Prosa
PLATONOV

Platonov, una finestra aperta su Čechov

Platonov
Platonov © Manuela Giusto

Platonov è considerato un testo impossibile da rappresentare. Eppure la riscrittura di Marco Lorenzi e Lorenzo De Iacovo rende l’allestimento messo in scena dalla compagnia Il Mulino di Amleto un’opera aperta.

Una delle opere giovanili di Čechov, scritta dall’autore all’età di ventuno anni, è stata pubblicata postuma (1920) e senza titolo, attribuito successivamente dalla critica. Platonov – così è conosciuto oggi il primo dramma cechoviano - è un meraviglioso affresco corale e incompiuto, popolato da personaggi incompleti e resi fragili dall’intrinseco dualismo tra ciò che vorrebbero essere, che inevitabilmente si scontra con quello che sono (o non sono) nella realtà.

Un testo che parla di giovinezza, dal quale traspare il fallimento del tentativo del giovane Čechov di raccontare la vita, cogliendone i profondi meccanismi nella finitezza della rappresentazione teatrale.

La vana ricerca della felicità secondo Marco Lorenzi

Platonov è generalmente considerato un testo impossibile da rappresentare. Eppure la riscrittura del testo firmata da Marco Lorenzi e Lorenzo De Iacovo rende l’allestimento messo in scena dalla compagnia Il Mulino di Amleto un’opera aperta che accorcia le distanze tra pubblico e attori.
L’azione si svolge d’estate nella tenuta di Anna Petrovna, possidente caduta in disgrazia: qui, tra tanti bicchieri, vodka che scorre a fiumi e una vetrata come unico sguardo verso l’esterno, trascorrono le proprie vuote serate estive personaggi insolitamente comici, malgrado la solitudine e l’inconsistenza della loro affannosa ricerca d’amore.

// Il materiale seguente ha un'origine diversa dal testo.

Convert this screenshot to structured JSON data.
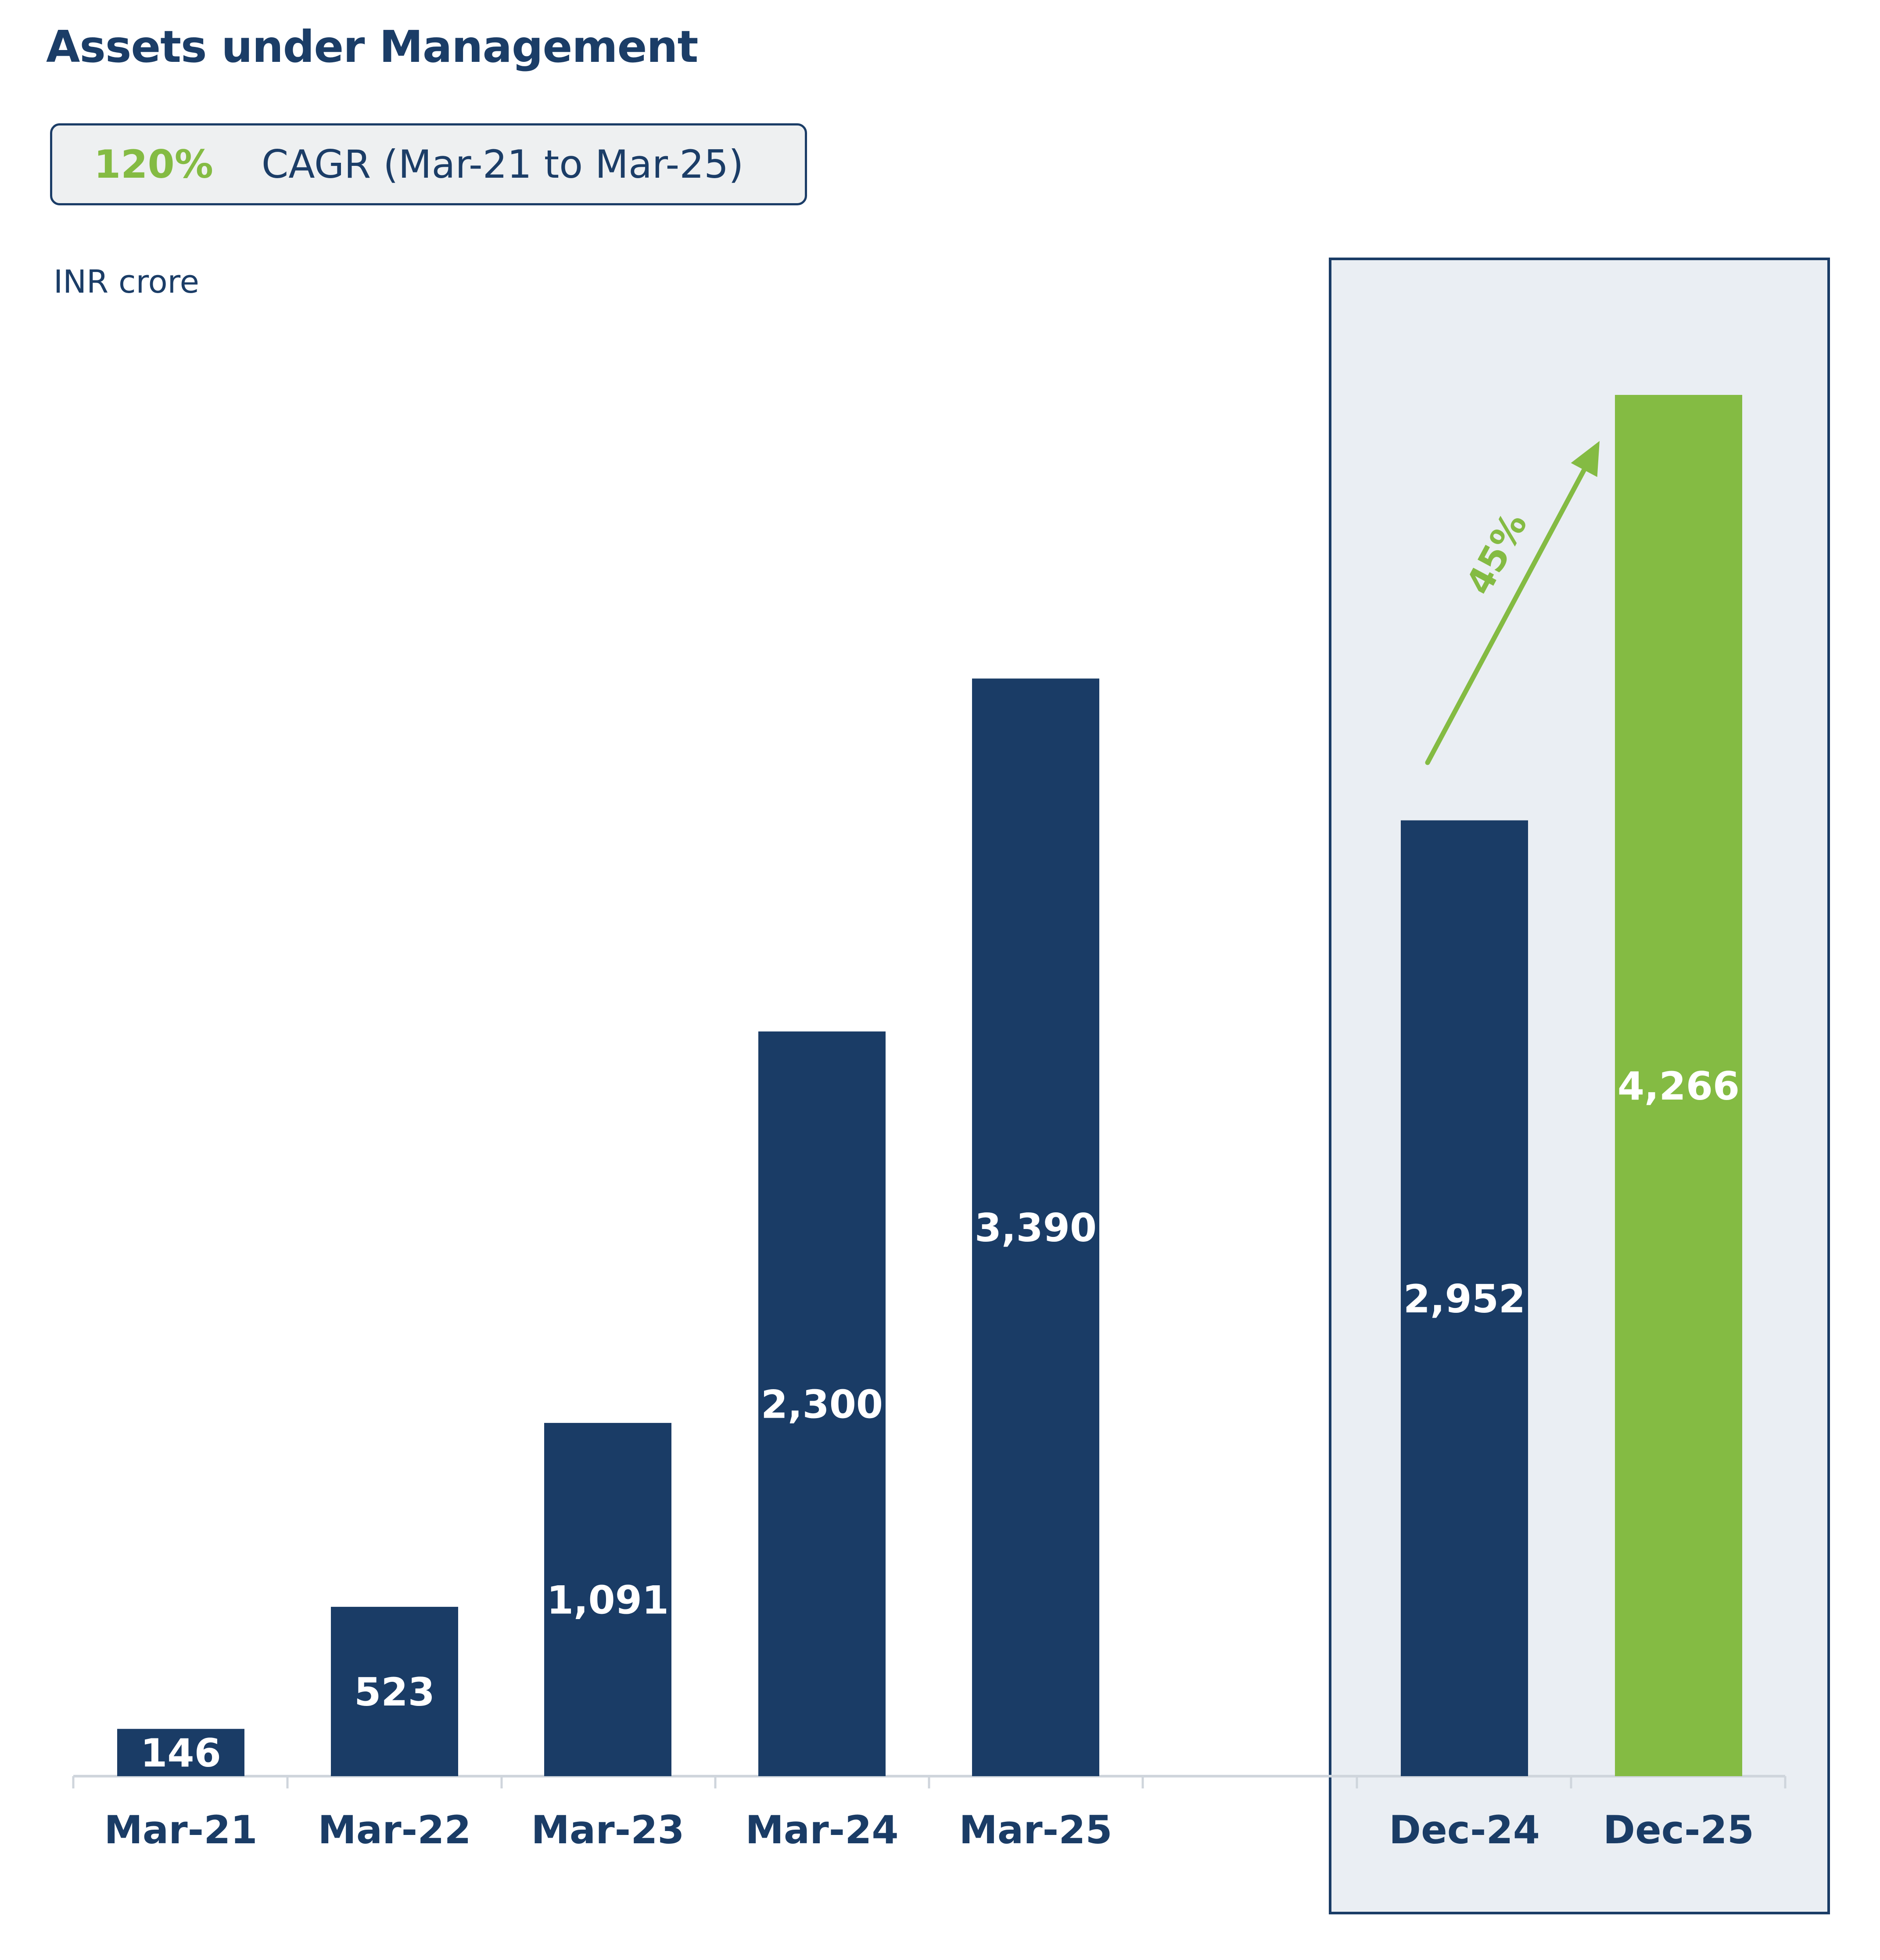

Tra loro Platonov (Michele Sinisi), maestro elementare, un personaggio cinico che ama apparire in società come un uomo di spirito, paragonabile talvolta ad Amleto oppure a Don Giovanni, in un’interpretazione che sprigiona una furia talvolta eccessiva e un malcelato tentativo di riscatto delle proprie origini. Egli è consapevole di essere parte integrante di un mondo vacuo e privo di ideali; conteso tra la moglie Sasha (Rebecca Rossetti), la stessa padrona di casa e la giovane Sofja (Barbara Mazzi, sempre efficace quando si tratta di esprimere sentimenti in bilico tra l’incanto e la disillusione), prova un senso di inadeguatezza nei confronti dei sentimenti che le tre donne provano per lui.

Umanità vacua e disillusa

Ancora una volta la regia di Marco Lorenzi predilige un approfondito ed efficace lavoro con e sugli attori per rappresentare una “festa nella tragedia” al quale prendono parte anche Raffaele Musella, nel ruolo del teatrante, il personaggio più evanescente ma al tempo stesso autentico, insieme ad Angelo Tronca nel ruolo di un giovane medico privo di morale, che non si è ancora reso indipendente dal ricco padre (Stefano Braschi).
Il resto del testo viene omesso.